Sheehan,
Jonathan. The Enlightenment Bible:
Translation, Scholarship, and Culture. Princeton: Princeton University
Press, 2005.
In The Enlightenment Bible, Jonathan
Sheehan presents multiple important issues related to interpretation of the
Bible, its role in the development of modern Europe, and issues of translation
of texts. The question of what went into
the Bible and who decided what it meant is provide an important look at the
intellectual history of early modern Europe, as well as some important clues to
our modern understanding of the Bible.
Sheehan’s argument is particularly interesting in light of the
significant number of modern Americans that profess the belief that the Bible
is the literal truth of God’s word.
The
question of translation and of the books included in the Bible is critical to
both meaning and use of the text.
Although Luther relied on Greek versions of the New Testament in
creating his German vernacular Bible, by the seventeenth some German and
English Protestants were unsatisfied with the stultification and rigidity
enforced by a Protestant hierarchy no less stifling than the Catholic one
supposedly left behind by the Reformation.
In order to break out of this pattern, a select group of scholars
focused on the “original” Greek and Hebrew texts to determine the true meaning
of Biblical passages.
This
work, performed by both professional and amateur translators frequently
included all of the normal scholarly apparatus, providing footnotes with
alternative translations and historical context for contentious passages. This work included reference to apocrypha and
other non-canonical sources, which raised the question of how the received text
of bible came to be, and why these outside sources should be used to aid in
understanding the original text. This
particular issue, which reaches back to the Council of Nicaea, calls into
question the line of argument that suggests that the Bible is always the
product of divine inspiration. This is a
significant issue for many modern Americans in mainstream modern denominations
who base their core values on the belief that the Bible contains the literal
truth regarding creation, the crucifixion, and other Biblical events.
As
a historian, I find this process both troubling and fascinating. It is troubling to me due to its influence on
our ability to “know” or to “understand” the past. In some ways, the seventeenth and eighteenth
centuries feel easier and more comfortable in terms of interpretation of the
motivations and ideals of individual actors.
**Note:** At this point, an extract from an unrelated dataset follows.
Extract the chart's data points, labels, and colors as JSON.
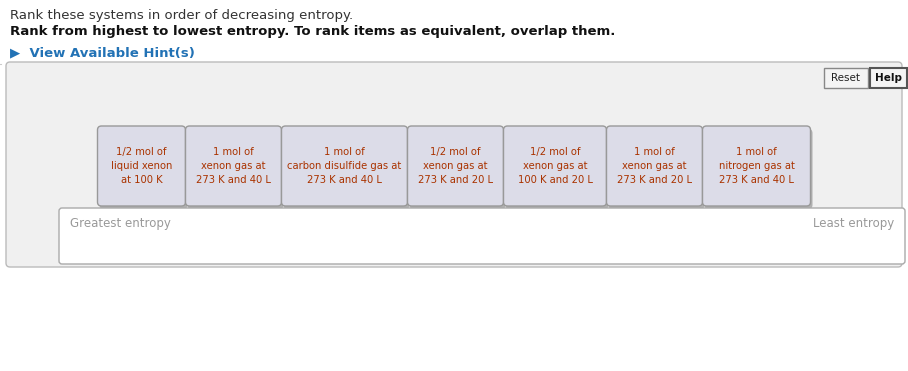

This feeling is enhanced by the amount of written documents available
from those individuals or describing those individuals. However, as Sheehan shows in his discussion
of the change in interpretation of the Bible from a strictly religious to a
cultural document, it is a false sense of security to assume that the surface
sameness allows us to uncritically accept documents. A more detailed understanding of alien and
variegated past culture is necessary before we can argue that they hand a
similar understanding of a given cultural artifact like the Bible.
It
seems that the danger of blindly accepting that past peoples share our view is
particularly present when dealing with shared cultural artifacts like the
Bible, the United States Constitution, or the Magna Carta. The potential problem is that we will project
our own understandings of these documents onto the past. A modern example of this is the modern
political debate over the Second Amendment to the United States Constitution,
in which both sides of the debate attempt to appropriate the “intentions” of
the writers of the Constitution and Bill of Rights. This same debate is played out on similar
terms with the First Amendment guarantee of Freedom of Religion.